President Obama’s speech would also open up a national debate about the hodge podge of energy subsidies, pork-barrel projects, and “white-elephant” governmental boondoggles that constitute our national energy policy – all in the name of energy independence, or under the banner of “cheap abundant energy supplies for America.”  What have we as a nation accomplished in the four decades since Richard Nixon proclaimed in November 1973: “Let
us set as our national goal, in the spirit of Apollo, with the determination of the Manhattan Project, that by the end of this decade we will have developed the potential to meet our own energy needs without depending on any foreign energy source.”

The fact is that America is stuck with a staggering labyrinth of energy-related policies and regulations, the sum total of which has resulted in very detrimental consequences for the best interests of our country. It is bad enough that America is further from energy independence than when President Nixon spoke. It is even worse that our national energy policies since then have basically undermined national security, exacerbated the national debt, corrupted a huge slice of the American economy under a system of “crony” capitalism that is far from the American ideal of free enterprise, and contributed to serious environmental degradation and the build-up of greenhouse gases in the earth’s atmosphere.

So, let’s be clear.  There is no question that the Act as President Obama proposes it would bring disruptive change across the entire landscape of the “business as usual energy lobbies” in Washington. Oil producers would actually live with the tax, but suffer the most from the elimination of the hidden and deeply embedded subsidies. The renewable energy interests, newly nurtured on the mother’s milk of Washington’s breast, need the subsidies in their current incarnation. Nuclear energy advocates and ethanol producers – the recipients of the lions’ share of “new energy” subsidies awarded in recent years, and poised to receive hundreds of billions of new subsidies in coming years, would see their so-called private funding sources shrivel overnight. But, the real question to ask is, would this Act constitute good long-term energy policy for America?
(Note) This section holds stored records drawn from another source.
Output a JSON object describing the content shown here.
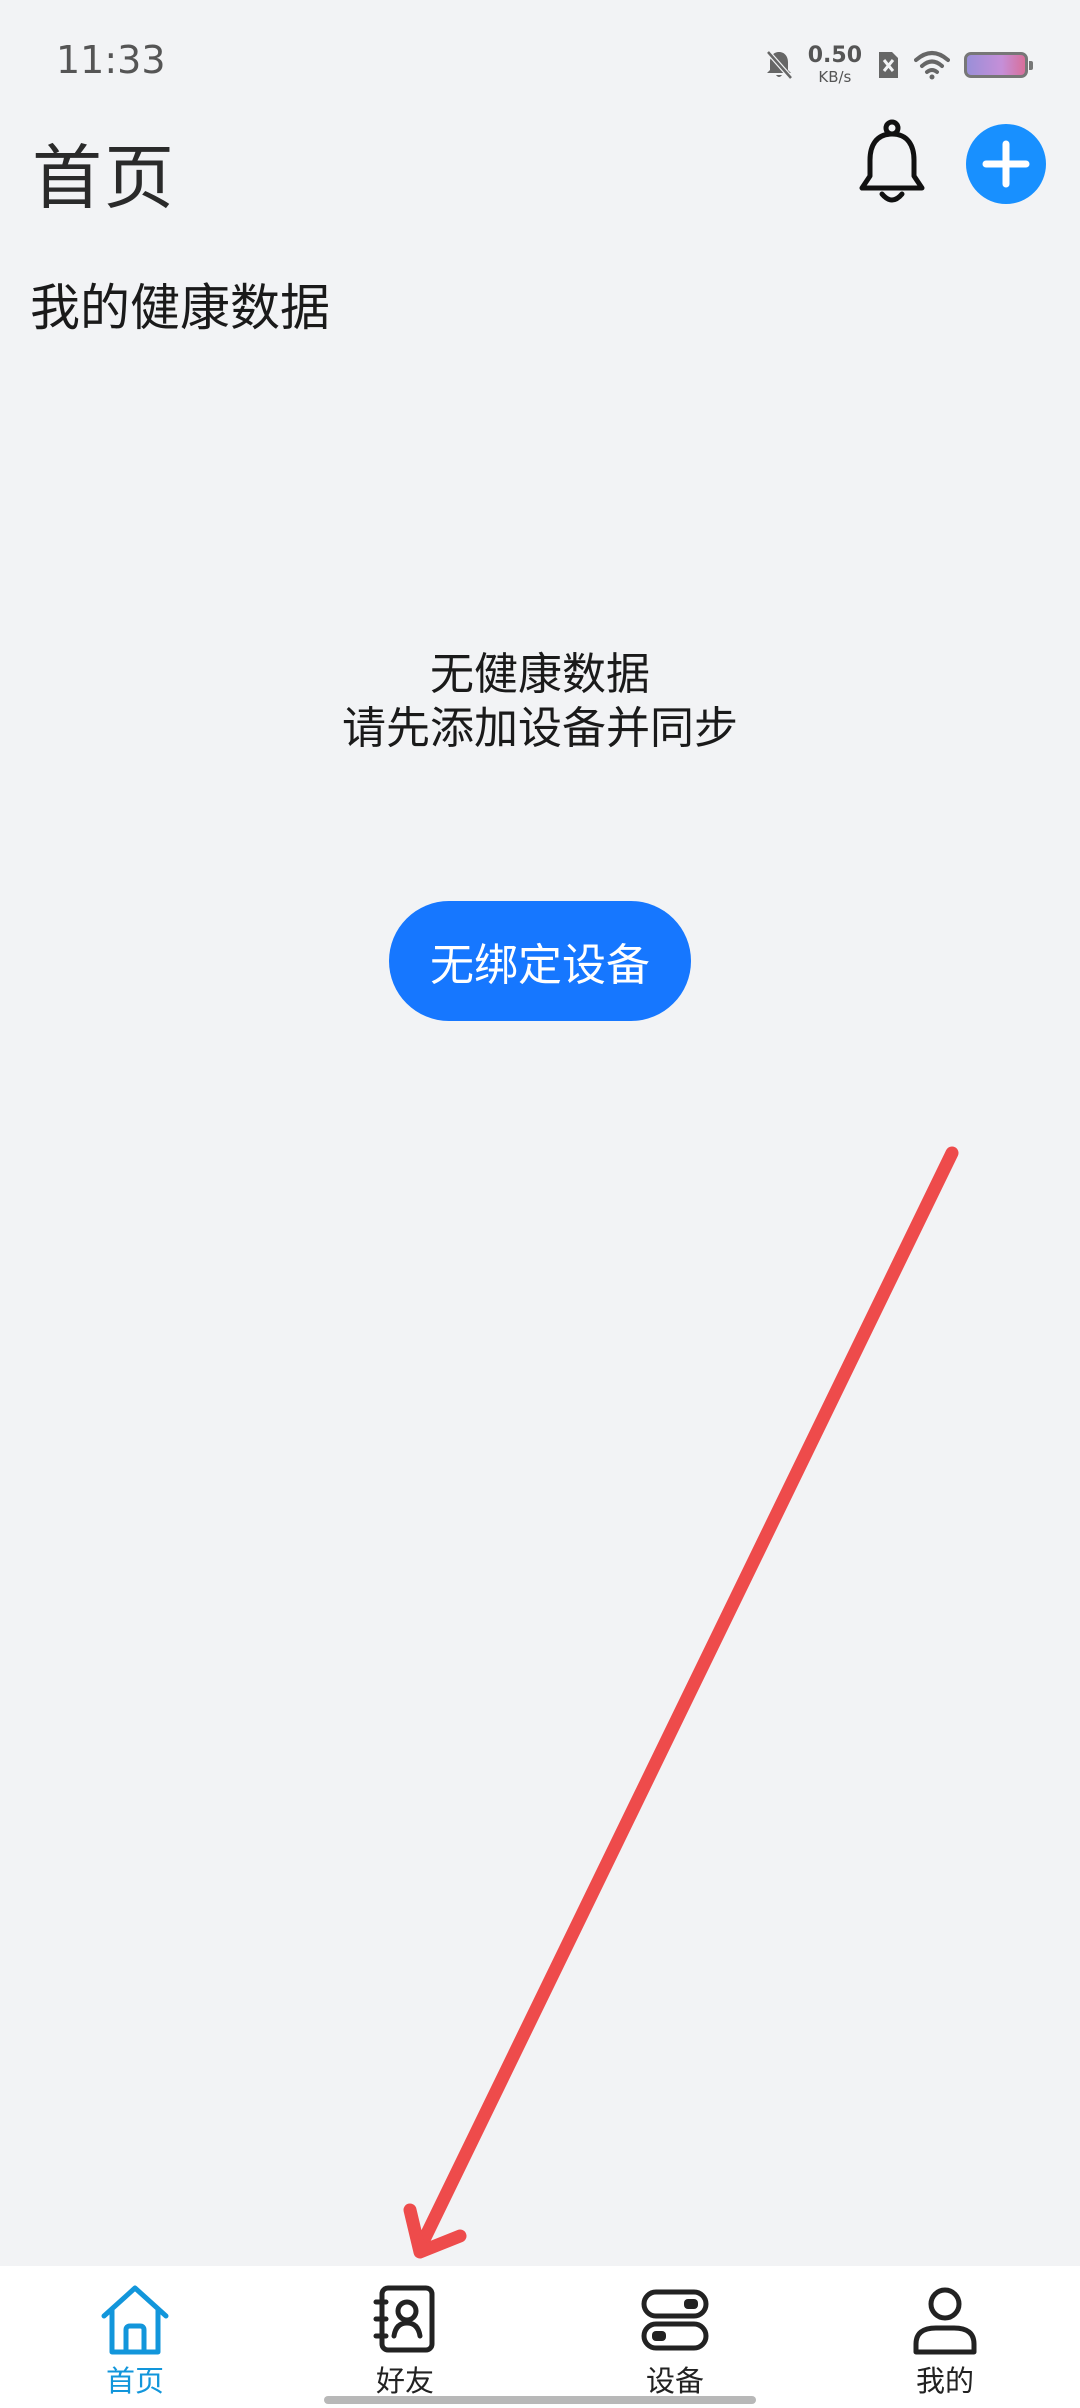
{
  "status_bar": {
    "time": "11:33",
    "net_speed_value": "0.50",
    "net_speed_unit": "KB/s",
    "icons": [
      "mute-bell-icon",
      "sim-off-icon",
      "wifi-icon",
      "battery-icon"
    ]
  },
  "header": {
    "title": "首页",
    "notification_icon": "bell-icon",
    "add_icon": "plus-icon"
  },
  "section": {
    "title": "我的健康数据"
  },
  "empty_state": {
    "line1": "无健康数据",
    "line2": "请先添加设备并同步",
    "button_label": "无绑定设备"
  },
  "bottom_nav": {
    "items": [
      {
        "label": "首页",
        "icon": "home-icon",
        "active": true
      },
      {
        "label": "好友",
        "icon": "contacts-book-icon",
        "active": false
      },
      {
        "label": "设备",
        "icon": "device-toggle-icon",
        "active": false
      },
      {
        "label": "我的",
        "icon": "person-icon",
        "active": false
      }
    ]
  },
  "colors": {
    "accent": "#1677ff",
    "add_button": "#1890ff",
    "active_tab": "#1296db",
    "background": "#f2f3f5",
    "annotation_arrow": "#ee4b4b"
  }
}
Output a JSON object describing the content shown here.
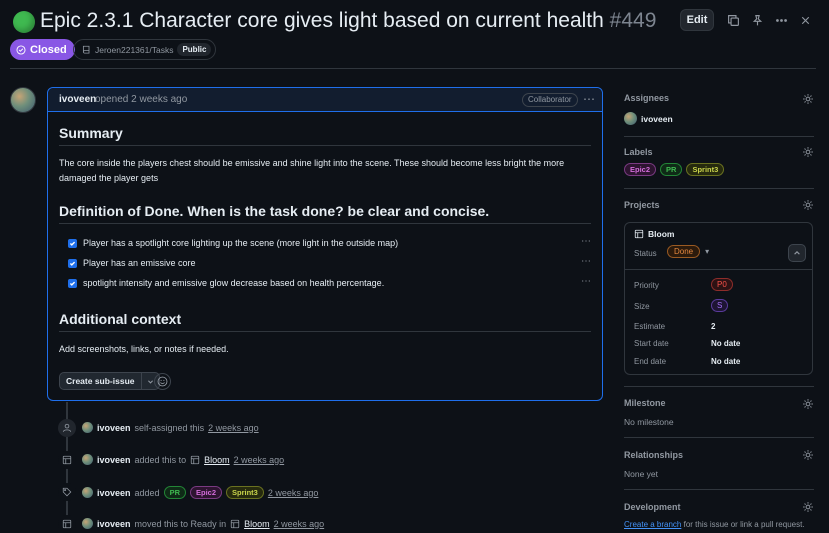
{
  "issue": {
    "title": "Epic 2.3.1 Character core gives light based on current health",
    "number": "#449",
    "state": "Closed",
    "repo": "Jeroen221361/Tasks",
    "visibility": "Public"
  },
  "header_actions": {
    "edit_label": "Edit",
    "icons": [
      "copy-icon",
      "pin-icon",
      "more-icon",
      "close-icon"
    ]
  },
  "comment": {
    "author": "ivoveen",
    "action": "opened 2 weeks ago",
    "role_badge": "Collaborator",
    "summary_heading": "Summary",
    "summary_text": "The core inside the players chest should be emissive and shine light into the scene. These should become less bright the more damaged the player gets",
    "dod_heading": "Definition of Done. When is the task done? be clear and concise.",
    "tasks": [
      {
        "text": "Player has a spotlight core lighting up the scene (more light in the outside map)",
        "checked": true
      },
      {
        "text": "Player has an emissive core",
        "checked": true
      },
      {
        "text": "spotlight intensity and emissive glow decrease based on health percentage.",
        "checked": true
      }
    ],
    "context_heading": "Additional context",
    "context_text": "Add screenshots, links, or notes if needed.",
    "create_sub_issue_label": "Create sub-issue"
  },
  "timeline": [
    {
      "user": "ivoveen",
      "action": "self-assigned this",
      "time": "2 weeks ago",
      "icon": "person-icon"
    },
    {
      "user": "ivoveen",
      "action": "added this to",
      "project": "Bloom",
      "time": "2 weeks ago",
      "icon": "table-icon"
    },
    {
      "user": "ivoveen",
      "action": "added",
      "labels": [
        "PR",
        "Epic2",
        "Sprint3"
      ],
      "time": "2 weeks ago",
      "icon": "tag-icon"
    },
    {
      "user": "ivoveen",
      "action": "moved this to Ready in",
      "project": "Bloom",
      "time": "2 weeks ago",
      "icon": "table-icon"
    }
  ],
  "sidebar": {
    "assignees": {
      "title": "Assignees",
      "user": "ivoveen"
    },
    "labels": {
      "title": "Labels",
      "items": [
        "Epic2",
        "PR",
        "Sprint3"
      ]
    },
    "projects": {
      "title": "Projects",
      "name": "Bloom",
      "status_key": "Status",
      "status_value": "Done",
      "fields": [
        {
          "key": "Priority",
          "value": "P0"
        },
        {
          "key": "Size",
          "value": "S"
        },
        {
          "key": "Estimate",
          "value": "2"
        },
        {
          "key": "Start date",
          "value": "No date"
        },
        {
          "key": "End date",
          "value": "No date"
        }
      ]
    },
    "milestone": {
      "title": "Milestone",
      "value": "No milestone"
    },
    "relationships": {
      "title": "Relationships",
      "value": "None yet"
    },
    "development": {
      "title": "Development",
      "link": "Create a branch",
      "text": " for this issue or link a pull request."
    }
  },
  "colors": {
    "closed": "#8957e5",
    "open_dot": "#3fb950",
    "accent": "#1f6feb",
    "background": "#0d1117"
  }
}
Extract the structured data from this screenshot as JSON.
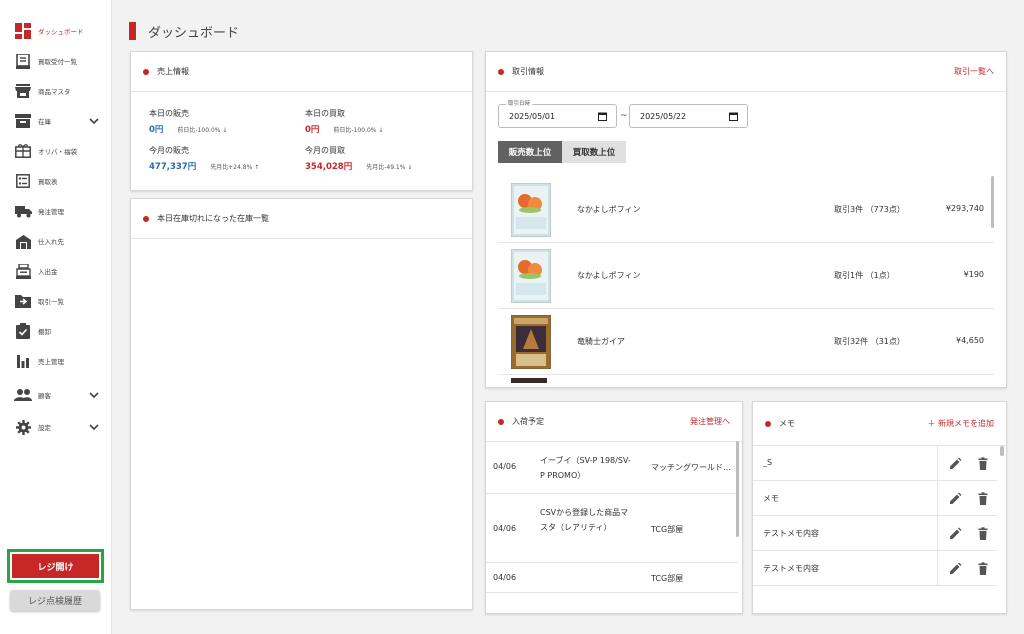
{
  "sidebar": {
    "items": [
      {
        "label": "ダッシュボード",
        "icon": "dashboard-icon",
        "active": true
      },
      {
        "label": "買取受付一覧",
        "icon": "receipt-icon"
      },
      {
        "label": "商品マスタ",
        "icon": "store-icon"
      },
      {
        "label": "在庫",
        "icon": "inventory-icon",
        "expandable": true
      },
      {
        "label": "オリパ・福袋",
        "icon": "gift-icon"
      },
      {
        "label": "買取表",
        "icon": "list-table-icon"
      },
      {
        "label": "発注管理",
        "icon": "truck-icon"
      },
      {
        "label": "仕入れ先",
        "icon": "factory-icon"
      },
      {
        "label": "入出金",
        "icon": "cash-register-icon"
      },
      {
        "label": "取引一覧",
        "icon": "folder-arrow-icon"
      },
      {
        "label": "棚卸",
        "icon": "checklist-icon"
      },
      {
        "label": "売上管理",
        "icon": "bar-chart-icon"
      },
      {
        "label": "顧客",
        "icon": "people-icon",
        "expandable": true
      },
      {
        "label": "設定",
        "icon": "gear-icon",
        "expandable": true
      }
    ],
    "open_register_label": "レジ開け",
    "history_label": "レジ点検履歴"
  },
  "header": {
    "title": "ダッシュボード"
  },
  "sales": {
    "title": "売上情報",
    "today_sales_label": "本日の販売",
    "today_sales_value": "0円",
    "today_sales_cmp": "前日比-100.0% ↓",
    "today_buy_label": "本日の買取",
    "today_buy_value": "0円",
    "today_buy_cmp": "前日比-100.0% ↓",
    "month_sales_label": "今月の販売",
    "month_sales_value": "477,337円",
    "month_sales_cmp": "先月比+24.8% ↑",
    "month_buy_label": "今月の買取",
    "month_buy_value": "354,028円",
    "month_buy_cmp": "先月比-49.1% ↓"
  },
  "stockout": {
    "title": "本日在庫切れになった在庫一覧"
  },
  "transactions": {
    "title": "取引情報",
    "link": "取引一覧へ",
    "date_label": "取引日時",
    "date_from": "2025/05/01",
    "date_to": "2025/05/22",
    "tilde": "~",
    "tab_sales": "販売数上位",
    "tab_buy": "買取数上位",
    "rows": [
      {
        "name": "なかよしポフィン",
        "count": "取引3件 （773点）",
        "amount": "¥293,740"
      },
      {
        "name": "なかよしポフィン",
        "count": "取引1件 （1点）",
        "amount": "¥190"
      },
      {
        "name": "竜騎士ガイア",
        "count": "取引32件 （31点）",
        "amount": "¥4,650"
      }
    ]
  },
  "arrivals": {
    "title": "入荷予定",
    "link": "発注管理へ",
    "rows": [
      {
        "date": "04/06",
        "name": "イーブイ（SV-P 198/SV-P PROMO）",
        "supplier": "マッチングワールド株式会社"
      },
      {
        "date": "04/06",
        "name": "CSVから登録した商品マスタ（レアリティ）",
        "supplier": "TCG部屋"
      },
      {
        "date": "04/06",
        "name": "",
        "supplier": "TCG部屋"
      }
    ]
  },
  "memo": {
    "title": "メモ",
    "add_label": "＋ 新規メモを追加",
    "items": [
      "_S",
      "メモ",
      "テストメモ内容",
      "テストメモ内容"
    ]
  },
  "colors": {
    "accent": "#c62828",
    "blue": "#2b6cb0",
    "highlight": "#26a541"
  }
}
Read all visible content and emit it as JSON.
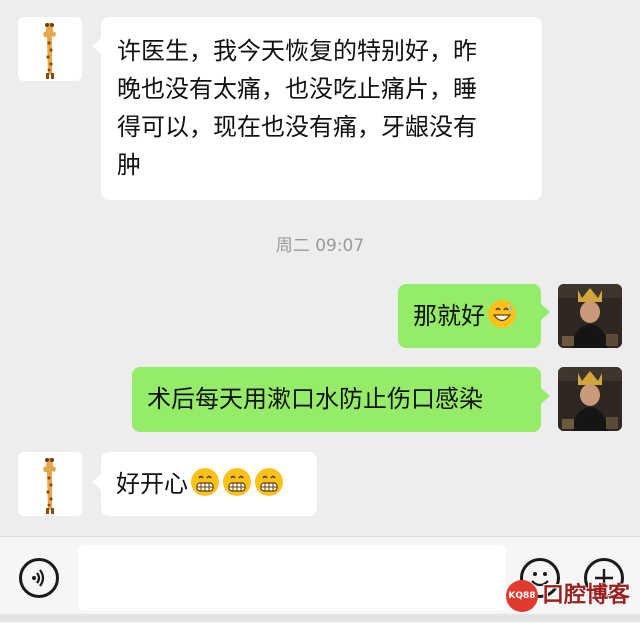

In a Rolling Stone interview, Mr Obama made a sweeping statement about why energy policy, and specifically ending the dependence on oil, is so critical to the nation’s future, saying “…it is good for our economy, it’s good for our national security, and, ultimately, it’s good for our environment.”  If he believes this, he needs to make the case, not to the Democrats or Republicans on the icy shores the Potomac River, or even to the Tea Party members scattered across the hinterlands, but rather to Main Street America. They will get it. Hey, Mr Obama, aren’t those the folks who got you elected in the first place?